Hacktivist groups accounted for just 3% of data breaches in 2011 but 58% of the records stolen, according to a study by US telco and IT services provider Verizon.
Verizon analysed 855 data breaches that took place during the year, 90 of which affected Verizon customers. The rest of the data was collected through law enforcement agenices including the Metropolitan Police force’s e-crime unit and the United States Secret Service. Verizon says these 765 incidents were the entire data breach case load of the agencies involved.
Hactivist groups, the best known of which is Anonymous, accounted for just 3% (26) of those breaches. However, of the 174 million records that were compromised during the breaches, 58% were stolen in hacktivist attacks.
Verizon did not disclose whether last year’s attacks on consumer electronics company Sony, for which Anonymous claimed responsibility, were included in the report, although it did say that the majority of the breaches publicised in the media in 2011 were included in the data set.
Those breaches affected a total of over 100 million customers. If the Sony attacks were included in the report, they may be solely responsible for the trend that Verizon has identified.
In 2010, only 4 million records were confirmed as stolen, Verizon said. This does not mean the situation is necessarily getting worse – in 2008, the figure was 360 million.

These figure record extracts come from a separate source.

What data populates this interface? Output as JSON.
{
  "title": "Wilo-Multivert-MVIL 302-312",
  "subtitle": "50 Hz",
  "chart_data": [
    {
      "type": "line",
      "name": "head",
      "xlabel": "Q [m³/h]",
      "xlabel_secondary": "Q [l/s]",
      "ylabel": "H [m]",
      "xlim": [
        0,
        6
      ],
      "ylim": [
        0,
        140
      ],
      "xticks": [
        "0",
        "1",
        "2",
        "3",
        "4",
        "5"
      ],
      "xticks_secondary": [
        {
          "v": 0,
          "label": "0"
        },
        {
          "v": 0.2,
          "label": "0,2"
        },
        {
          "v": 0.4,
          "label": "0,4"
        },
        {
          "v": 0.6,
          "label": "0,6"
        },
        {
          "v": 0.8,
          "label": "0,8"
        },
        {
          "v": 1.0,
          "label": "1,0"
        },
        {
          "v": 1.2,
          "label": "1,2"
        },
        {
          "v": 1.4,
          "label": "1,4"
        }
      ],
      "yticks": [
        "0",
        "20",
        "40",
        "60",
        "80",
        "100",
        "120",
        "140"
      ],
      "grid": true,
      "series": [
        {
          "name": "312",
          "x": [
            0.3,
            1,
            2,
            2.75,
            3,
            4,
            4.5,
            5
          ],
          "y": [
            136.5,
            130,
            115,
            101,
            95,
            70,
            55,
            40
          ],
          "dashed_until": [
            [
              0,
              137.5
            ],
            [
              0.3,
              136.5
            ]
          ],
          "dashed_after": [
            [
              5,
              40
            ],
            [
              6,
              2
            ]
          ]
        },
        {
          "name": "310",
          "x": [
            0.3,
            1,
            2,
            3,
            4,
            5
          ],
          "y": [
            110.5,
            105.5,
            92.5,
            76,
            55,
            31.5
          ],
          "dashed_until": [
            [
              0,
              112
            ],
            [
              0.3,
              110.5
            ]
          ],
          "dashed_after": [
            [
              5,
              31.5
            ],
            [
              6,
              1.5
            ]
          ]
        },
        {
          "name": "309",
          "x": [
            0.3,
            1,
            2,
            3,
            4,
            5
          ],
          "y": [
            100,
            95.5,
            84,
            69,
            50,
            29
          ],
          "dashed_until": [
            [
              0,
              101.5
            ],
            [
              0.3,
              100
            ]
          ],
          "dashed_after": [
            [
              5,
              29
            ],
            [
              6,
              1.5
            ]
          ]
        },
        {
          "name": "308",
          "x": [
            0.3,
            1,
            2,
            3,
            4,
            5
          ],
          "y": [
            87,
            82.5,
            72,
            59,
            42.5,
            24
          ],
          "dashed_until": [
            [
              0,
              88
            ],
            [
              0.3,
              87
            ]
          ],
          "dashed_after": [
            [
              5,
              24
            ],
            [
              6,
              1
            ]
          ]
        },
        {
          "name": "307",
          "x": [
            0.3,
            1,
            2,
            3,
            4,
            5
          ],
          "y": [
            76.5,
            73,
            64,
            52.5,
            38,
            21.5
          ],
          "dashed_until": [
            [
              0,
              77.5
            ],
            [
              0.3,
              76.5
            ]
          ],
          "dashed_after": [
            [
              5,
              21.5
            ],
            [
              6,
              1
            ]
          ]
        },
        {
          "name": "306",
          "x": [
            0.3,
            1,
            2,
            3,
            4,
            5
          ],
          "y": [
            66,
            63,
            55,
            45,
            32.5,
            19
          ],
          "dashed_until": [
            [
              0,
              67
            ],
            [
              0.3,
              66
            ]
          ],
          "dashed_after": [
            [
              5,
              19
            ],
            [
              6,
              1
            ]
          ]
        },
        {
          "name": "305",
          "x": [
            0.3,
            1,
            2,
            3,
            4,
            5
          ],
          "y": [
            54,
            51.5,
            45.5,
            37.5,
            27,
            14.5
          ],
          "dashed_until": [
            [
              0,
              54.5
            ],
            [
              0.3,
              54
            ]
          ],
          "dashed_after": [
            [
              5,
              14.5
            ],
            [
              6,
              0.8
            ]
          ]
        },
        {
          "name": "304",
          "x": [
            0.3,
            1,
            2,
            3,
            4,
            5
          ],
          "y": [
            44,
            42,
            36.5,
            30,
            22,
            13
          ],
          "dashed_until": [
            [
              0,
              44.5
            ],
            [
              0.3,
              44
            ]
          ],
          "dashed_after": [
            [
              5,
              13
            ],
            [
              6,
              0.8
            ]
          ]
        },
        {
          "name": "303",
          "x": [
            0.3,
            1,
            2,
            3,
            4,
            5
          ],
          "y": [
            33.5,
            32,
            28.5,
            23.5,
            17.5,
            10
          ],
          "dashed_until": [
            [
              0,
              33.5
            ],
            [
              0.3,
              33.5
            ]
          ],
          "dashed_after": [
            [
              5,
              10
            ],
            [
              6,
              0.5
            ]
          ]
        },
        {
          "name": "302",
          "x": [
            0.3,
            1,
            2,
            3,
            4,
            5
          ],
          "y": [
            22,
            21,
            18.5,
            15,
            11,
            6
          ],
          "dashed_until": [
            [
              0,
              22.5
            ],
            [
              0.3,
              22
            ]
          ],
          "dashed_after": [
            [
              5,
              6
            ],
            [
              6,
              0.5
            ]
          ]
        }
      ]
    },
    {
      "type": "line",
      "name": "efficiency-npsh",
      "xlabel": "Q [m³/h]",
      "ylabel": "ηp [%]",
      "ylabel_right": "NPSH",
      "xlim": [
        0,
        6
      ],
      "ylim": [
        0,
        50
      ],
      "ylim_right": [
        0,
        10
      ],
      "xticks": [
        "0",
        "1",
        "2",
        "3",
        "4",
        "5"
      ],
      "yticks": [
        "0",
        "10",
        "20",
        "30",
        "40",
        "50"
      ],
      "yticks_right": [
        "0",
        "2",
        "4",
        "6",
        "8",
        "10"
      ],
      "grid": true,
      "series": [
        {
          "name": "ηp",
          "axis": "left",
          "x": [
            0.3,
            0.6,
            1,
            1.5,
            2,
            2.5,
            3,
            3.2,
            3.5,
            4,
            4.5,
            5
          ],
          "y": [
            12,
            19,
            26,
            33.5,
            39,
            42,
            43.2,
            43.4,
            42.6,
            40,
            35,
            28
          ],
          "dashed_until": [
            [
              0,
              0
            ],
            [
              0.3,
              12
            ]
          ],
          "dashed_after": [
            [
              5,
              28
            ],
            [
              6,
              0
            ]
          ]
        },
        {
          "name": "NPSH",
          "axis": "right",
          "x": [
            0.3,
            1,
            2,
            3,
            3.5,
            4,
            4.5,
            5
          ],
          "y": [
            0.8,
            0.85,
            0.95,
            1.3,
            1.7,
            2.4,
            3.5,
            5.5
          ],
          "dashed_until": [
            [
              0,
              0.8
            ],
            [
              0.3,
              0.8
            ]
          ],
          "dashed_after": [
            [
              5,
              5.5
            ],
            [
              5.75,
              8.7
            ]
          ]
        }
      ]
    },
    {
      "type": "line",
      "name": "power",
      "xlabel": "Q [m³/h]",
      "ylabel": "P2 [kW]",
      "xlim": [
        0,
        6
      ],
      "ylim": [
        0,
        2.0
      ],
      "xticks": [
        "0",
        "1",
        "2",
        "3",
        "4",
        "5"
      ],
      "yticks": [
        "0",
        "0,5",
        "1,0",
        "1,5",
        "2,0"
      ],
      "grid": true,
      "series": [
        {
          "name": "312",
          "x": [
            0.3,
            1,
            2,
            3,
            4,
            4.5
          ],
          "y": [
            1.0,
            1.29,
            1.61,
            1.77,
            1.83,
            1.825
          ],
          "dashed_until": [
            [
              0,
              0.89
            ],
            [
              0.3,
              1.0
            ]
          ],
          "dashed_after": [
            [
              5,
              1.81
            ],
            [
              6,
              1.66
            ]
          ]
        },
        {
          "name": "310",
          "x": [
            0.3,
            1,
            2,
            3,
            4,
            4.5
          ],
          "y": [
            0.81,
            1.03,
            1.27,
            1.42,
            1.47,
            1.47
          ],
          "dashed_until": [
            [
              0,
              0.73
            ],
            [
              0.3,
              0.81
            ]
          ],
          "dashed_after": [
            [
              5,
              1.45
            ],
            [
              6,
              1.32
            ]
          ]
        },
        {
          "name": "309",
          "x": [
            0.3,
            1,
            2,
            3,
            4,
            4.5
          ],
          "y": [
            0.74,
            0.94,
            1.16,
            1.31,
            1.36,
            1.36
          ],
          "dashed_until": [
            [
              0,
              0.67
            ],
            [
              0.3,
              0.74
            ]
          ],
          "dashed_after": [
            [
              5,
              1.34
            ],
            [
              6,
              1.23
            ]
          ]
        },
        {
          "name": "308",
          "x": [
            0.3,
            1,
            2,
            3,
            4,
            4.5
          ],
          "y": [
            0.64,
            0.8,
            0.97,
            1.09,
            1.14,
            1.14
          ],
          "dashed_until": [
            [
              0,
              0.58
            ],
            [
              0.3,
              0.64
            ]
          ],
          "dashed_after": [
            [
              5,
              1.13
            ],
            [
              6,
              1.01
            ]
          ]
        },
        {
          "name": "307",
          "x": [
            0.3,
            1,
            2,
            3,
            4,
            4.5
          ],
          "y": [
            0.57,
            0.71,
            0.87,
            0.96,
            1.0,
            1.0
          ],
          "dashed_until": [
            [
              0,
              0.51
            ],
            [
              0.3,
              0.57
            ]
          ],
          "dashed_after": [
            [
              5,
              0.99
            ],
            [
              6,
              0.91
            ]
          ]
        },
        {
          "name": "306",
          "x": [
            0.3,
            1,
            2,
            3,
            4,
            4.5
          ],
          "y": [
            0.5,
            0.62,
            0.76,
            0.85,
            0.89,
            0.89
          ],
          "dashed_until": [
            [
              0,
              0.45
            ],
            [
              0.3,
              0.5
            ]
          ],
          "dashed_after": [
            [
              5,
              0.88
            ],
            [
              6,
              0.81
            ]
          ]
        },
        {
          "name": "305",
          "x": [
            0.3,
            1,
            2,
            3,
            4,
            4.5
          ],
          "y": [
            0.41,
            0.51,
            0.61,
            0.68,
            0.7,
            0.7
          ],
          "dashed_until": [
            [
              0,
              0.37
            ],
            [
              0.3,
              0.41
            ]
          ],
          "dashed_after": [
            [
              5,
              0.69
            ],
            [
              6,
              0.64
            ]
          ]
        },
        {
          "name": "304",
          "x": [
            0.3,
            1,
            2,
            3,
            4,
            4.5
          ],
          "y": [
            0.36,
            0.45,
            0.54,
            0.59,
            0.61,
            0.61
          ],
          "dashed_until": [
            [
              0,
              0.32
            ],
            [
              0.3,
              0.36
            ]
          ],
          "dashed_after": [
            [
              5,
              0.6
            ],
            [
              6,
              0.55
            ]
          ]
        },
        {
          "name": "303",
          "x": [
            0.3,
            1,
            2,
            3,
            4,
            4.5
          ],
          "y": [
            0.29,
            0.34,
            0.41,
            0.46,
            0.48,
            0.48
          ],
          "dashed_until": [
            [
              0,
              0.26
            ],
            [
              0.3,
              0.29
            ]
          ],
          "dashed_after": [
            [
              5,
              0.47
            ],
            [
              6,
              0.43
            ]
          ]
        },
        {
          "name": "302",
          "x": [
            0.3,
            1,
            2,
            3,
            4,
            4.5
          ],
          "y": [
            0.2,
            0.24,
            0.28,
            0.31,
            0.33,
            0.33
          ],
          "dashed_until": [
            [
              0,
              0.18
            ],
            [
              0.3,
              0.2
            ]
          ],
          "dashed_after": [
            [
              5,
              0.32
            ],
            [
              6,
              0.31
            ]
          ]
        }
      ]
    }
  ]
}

Only 4% of the attacks analysed in this year’s report were categorised as "highly difficult" to perpetrate.
Earlier this week, a report from security software vendor Symantec found that the average cost of a data breach to organisations in the UK fell from £1.9 million in 2010 to £1.75 million in 2011.
The figures were calculated by taking both direct costs, such as clean-up, consultancy fees and fines, and indirect costs, such as reputational and lost business, into account.
The study also found that employee negligence was the primary cause of data breaches in Britain, with negligence accounting for 36% of breaches in 2011.
Symantec’s Mike Jones said that companies at risk of data breaches are "becoming wise" to their financial impact. "These businesses are implementing steps not just to prevent loss but to mitigate the damage, should a breach occur," he said.
"It’s not just direct costs – such as fines from The Information Commissioner’s Office (ICO) – that need to be considered, although these help to drive the business case for preventative measures, but also indirect costs such as brand impact and disappointed customers leaving the brand."